【門倉健 7球団奮投記~行けばわかるさ~(25)】2005年にキャリアハイの11勝(8敗)を挙げ、奪三振のタイトルも獲得した僕は翌06年も規定投球回数に到達。10勝9敗で2年連続2桁勝利を記録しました。

 この年、僕はFA権を取得。年齢もある程度重ねてきましたし、あと何年投げられるだろうかということも考えるようになっていましたから横浜には複数年契約をお願いしました。ところが横浜はあくまで単年での契約という方針だったのでなかなか交渉はまとまりません。お互いの考えにずれが生じてしまったことに加えて、僕が信頼していた牛島監督もこの年限りで辞任。いろいろな状況が積み重なり、「自分を本当に必要とする球団でプレーしたい」とFA宣言することにしました。

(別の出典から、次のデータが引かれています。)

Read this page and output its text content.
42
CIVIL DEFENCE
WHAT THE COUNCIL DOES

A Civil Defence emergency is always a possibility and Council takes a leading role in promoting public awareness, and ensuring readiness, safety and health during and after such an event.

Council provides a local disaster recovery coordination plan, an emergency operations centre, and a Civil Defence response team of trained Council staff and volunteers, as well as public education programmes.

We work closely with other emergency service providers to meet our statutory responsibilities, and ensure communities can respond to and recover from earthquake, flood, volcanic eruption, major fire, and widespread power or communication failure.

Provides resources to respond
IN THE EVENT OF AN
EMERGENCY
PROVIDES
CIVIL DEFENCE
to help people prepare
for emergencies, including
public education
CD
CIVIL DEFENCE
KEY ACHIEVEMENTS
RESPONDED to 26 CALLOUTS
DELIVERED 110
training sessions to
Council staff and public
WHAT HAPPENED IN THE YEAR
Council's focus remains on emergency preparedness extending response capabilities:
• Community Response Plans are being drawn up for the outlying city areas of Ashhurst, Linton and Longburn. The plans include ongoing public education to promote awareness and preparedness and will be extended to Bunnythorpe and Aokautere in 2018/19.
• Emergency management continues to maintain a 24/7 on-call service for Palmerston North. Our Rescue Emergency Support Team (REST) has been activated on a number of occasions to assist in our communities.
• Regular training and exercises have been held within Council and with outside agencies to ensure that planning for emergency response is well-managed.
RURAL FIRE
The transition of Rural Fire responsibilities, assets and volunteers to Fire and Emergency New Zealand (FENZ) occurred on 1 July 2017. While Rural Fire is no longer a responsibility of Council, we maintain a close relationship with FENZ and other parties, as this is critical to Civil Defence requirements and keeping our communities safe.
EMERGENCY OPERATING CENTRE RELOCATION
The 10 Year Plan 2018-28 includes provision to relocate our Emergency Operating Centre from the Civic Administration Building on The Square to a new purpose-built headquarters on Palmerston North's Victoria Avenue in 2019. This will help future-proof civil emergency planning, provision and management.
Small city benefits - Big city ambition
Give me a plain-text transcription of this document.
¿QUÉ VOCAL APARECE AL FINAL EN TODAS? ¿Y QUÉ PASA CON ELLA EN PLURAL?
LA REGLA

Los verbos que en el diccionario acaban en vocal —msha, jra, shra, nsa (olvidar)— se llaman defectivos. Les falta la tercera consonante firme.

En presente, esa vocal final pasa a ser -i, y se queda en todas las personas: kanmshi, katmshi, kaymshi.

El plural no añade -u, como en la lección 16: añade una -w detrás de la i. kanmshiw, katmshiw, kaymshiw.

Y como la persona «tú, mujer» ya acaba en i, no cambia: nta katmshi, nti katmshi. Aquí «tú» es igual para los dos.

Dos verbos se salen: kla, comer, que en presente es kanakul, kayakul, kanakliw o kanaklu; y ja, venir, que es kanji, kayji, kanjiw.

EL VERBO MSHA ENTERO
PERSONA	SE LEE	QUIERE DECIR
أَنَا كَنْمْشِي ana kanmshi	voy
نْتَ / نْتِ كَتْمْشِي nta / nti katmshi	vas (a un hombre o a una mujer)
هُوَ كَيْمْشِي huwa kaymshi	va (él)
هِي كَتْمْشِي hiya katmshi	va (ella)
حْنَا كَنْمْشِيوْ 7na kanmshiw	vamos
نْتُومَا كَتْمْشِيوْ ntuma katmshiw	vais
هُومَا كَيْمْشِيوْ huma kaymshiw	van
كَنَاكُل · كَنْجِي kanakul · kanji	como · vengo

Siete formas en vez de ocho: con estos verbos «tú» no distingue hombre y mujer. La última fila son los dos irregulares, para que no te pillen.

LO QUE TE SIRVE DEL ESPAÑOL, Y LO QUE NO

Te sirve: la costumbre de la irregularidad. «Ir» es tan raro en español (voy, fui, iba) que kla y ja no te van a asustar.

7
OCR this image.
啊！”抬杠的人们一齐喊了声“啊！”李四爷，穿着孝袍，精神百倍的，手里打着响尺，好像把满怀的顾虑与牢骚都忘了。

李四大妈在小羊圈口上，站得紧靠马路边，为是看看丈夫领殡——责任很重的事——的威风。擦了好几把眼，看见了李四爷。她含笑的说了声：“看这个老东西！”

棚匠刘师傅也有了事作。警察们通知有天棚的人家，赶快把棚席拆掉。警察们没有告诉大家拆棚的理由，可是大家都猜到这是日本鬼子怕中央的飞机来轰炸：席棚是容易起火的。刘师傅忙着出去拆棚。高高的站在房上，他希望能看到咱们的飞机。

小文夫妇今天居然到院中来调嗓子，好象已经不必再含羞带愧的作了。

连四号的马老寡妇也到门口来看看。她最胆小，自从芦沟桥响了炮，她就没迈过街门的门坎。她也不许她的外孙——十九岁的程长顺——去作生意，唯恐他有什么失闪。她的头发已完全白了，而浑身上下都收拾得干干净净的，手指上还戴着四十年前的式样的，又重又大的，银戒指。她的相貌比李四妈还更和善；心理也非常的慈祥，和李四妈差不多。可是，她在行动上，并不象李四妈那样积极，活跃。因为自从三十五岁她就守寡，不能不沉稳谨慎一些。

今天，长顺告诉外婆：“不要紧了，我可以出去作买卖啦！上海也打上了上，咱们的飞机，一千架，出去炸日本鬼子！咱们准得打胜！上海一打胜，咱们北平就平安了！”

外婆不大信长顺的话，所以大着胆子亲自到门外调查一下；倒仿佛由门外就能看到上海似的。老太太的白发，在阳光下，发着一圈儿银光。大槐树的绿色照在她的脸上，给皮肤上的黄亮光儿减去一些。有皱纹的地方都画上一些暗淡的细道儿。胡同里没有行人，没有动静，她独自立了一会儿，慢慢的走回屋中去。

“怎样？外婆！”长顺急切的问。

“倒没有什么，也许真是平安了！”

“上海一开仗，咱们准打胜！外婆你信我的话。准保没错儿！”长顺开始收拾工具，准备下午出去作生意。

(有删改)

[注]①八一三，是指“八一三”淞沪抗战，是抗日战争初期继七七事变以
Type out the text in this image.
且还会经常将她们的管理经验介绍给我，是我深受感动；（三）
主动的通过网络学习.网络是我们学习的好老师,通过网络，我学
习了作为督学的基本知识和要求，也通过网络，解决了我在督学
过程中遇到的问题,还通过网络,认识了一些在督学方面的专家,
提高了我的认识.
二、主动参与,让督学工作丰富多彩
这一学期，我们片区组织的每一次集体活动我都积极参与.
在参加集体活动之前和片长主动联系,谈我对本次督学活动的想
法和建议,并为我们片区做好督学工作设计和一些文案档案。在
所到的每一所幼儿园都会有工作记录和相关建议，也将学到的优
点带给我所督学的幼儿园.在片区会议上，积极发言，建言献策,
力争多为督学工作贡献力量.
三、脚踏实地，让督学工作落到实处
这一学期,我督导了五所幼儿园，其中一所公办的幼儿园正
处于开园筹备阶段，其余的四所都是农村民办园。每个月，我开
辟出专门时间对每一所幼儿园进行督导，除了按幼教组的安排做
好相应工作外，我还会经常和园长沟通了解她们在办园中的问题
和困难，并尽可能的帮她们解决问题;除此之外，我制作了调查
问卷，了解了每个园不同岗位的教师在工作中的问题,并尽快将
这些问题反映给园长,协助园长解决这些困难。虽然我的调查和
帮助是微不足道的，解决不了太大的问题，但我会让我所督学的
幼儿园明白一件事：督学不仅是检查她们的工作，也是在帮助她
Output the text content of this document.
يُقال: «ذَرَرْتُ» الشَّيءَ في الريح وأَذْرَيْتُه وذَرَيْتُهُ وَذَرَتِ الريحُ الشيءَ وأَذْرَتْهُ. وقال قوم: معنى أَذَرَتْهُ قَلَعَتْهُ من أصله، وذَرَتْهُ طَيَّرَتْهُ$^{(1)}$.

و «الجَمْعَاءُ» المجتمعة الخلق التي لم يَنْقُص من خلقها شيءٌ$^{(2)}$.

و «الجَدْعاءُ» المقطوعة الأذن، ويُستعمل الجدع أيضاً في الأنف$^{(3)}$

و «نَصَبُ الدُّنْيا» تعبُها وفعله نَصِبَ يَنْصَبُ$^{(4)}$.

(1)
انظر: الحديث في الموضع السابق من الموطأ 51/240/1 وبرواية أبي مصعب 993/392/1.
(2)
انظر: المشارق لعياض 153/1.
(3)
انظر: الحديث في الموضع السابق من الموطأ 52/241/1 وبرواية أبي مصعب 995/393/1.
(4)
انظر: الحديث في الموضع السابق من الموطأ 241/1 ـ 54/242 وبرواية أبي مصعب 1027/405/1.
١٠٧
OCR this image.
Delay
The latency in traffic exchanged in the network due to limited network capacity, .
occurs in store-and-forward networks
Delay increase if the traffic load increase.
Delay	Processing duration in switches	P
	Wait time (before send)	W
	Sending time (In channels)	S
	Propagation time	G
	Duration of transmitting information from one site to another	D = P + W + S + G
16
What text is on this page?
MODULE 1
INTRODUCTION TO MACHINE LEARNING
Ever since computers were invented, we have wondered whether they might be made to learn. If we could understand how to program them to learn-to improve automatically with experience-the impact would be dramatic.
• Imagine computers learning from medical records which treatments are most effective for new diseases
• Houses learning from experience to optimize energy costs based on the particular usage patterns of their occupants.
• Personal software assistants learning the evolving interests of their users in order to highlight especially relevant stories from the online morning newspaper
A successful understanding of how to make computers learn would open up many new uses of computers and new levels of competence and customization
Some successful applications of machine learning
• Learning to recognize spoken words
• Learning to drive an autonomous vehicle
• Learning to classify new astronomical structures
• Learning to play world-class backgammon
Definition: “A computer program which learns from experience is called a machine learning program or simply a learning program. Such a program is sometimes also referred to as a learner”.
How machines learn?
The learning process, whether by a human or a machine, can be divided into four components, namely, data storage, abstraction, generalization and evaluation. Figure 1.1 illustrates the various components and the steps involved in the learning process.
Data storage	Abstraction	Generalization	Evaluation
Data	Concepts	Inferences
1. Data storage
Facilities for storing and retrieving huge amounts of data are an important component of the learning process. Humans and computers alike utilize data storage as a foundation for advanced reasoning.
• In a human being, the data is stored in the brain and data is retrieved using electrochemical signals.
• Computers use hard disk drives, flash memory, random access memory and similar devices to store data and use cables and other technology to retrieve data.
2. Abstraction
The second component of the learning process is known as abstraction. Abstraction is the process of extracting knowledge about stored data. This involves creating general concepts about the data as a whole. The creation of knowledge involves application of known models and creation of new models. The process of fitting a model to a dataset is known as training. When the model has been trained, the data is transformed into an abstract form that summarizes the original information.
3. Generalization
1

 いくつかの球団と話をするうちに芽生えてきたのが「メジャーに挑戦しよう」という気持ちです。実はインディアンスとレッドソックスが僕に興味を示してくれて代理人を立てて交渉していました。特にインディアンスは熱心で、メジャー契約でという話でしたから自分の気持ち的にはアメリカの方に大きく傾いていました。

 そんなときに巨人の清武代表から電話がかかってきたのです。「2年連続2桁勝利を挙げている投手を海外に渡すわけにはいかない。ぜひジャイアンツの話を聞いてくれないか。一緒にやろう」。清武代表の熱い言葉は心に響きました。

 さらに清武代表の電話から数時間後、見知らぬ電話番号から電話がかかってきました。誰だろうと思って出てみると「原です」という言葉。「ん? どちらの原さんですか?」「読売巨人軍の原辰徳です」。「!!!!!」。これには仰天しました。僕らの年代のプロ野球人にとって原監督は憧れの人です。その方から直々に電話がかかってきたのですから、その瞬間、僕が正座になったのは言うまでもありません。「ぜひジャイアンツの力になってくれないか」。原監督のこの言葉に僕はもう完全にノックアウトされました。

 その後、清武代表と直接会って交渉。横浜での年俸は7500万円でしたが巨人が提示してくれたのは年俸1億円の2年契約でした。複数年契約はうれしかったですし、1億円プレーヤーに憧れもありましたからこの条件には満足でした。でもやっぱり決め手となったのは原監督と清武代表からの「君が必要だ」という熱い言葉でした。僕はほとんど決まりかけていたインディアンスの誘いを断って、巨人に入団することを決めたのです。

 06年12月11日、東京ドームホテルで行われた入団会見は原監督も同席して行われました。大勢のメディアの前で話をすることよりも、隣に原監督がいるということの方が緊張しましたね。

 入団会見の場で背番号「27」の巨人のユニホームに袖を通した僕は新天地での活躍に燃えていました。でも巨人への移籍後、僕を待っていたのはいばらの道だったのです。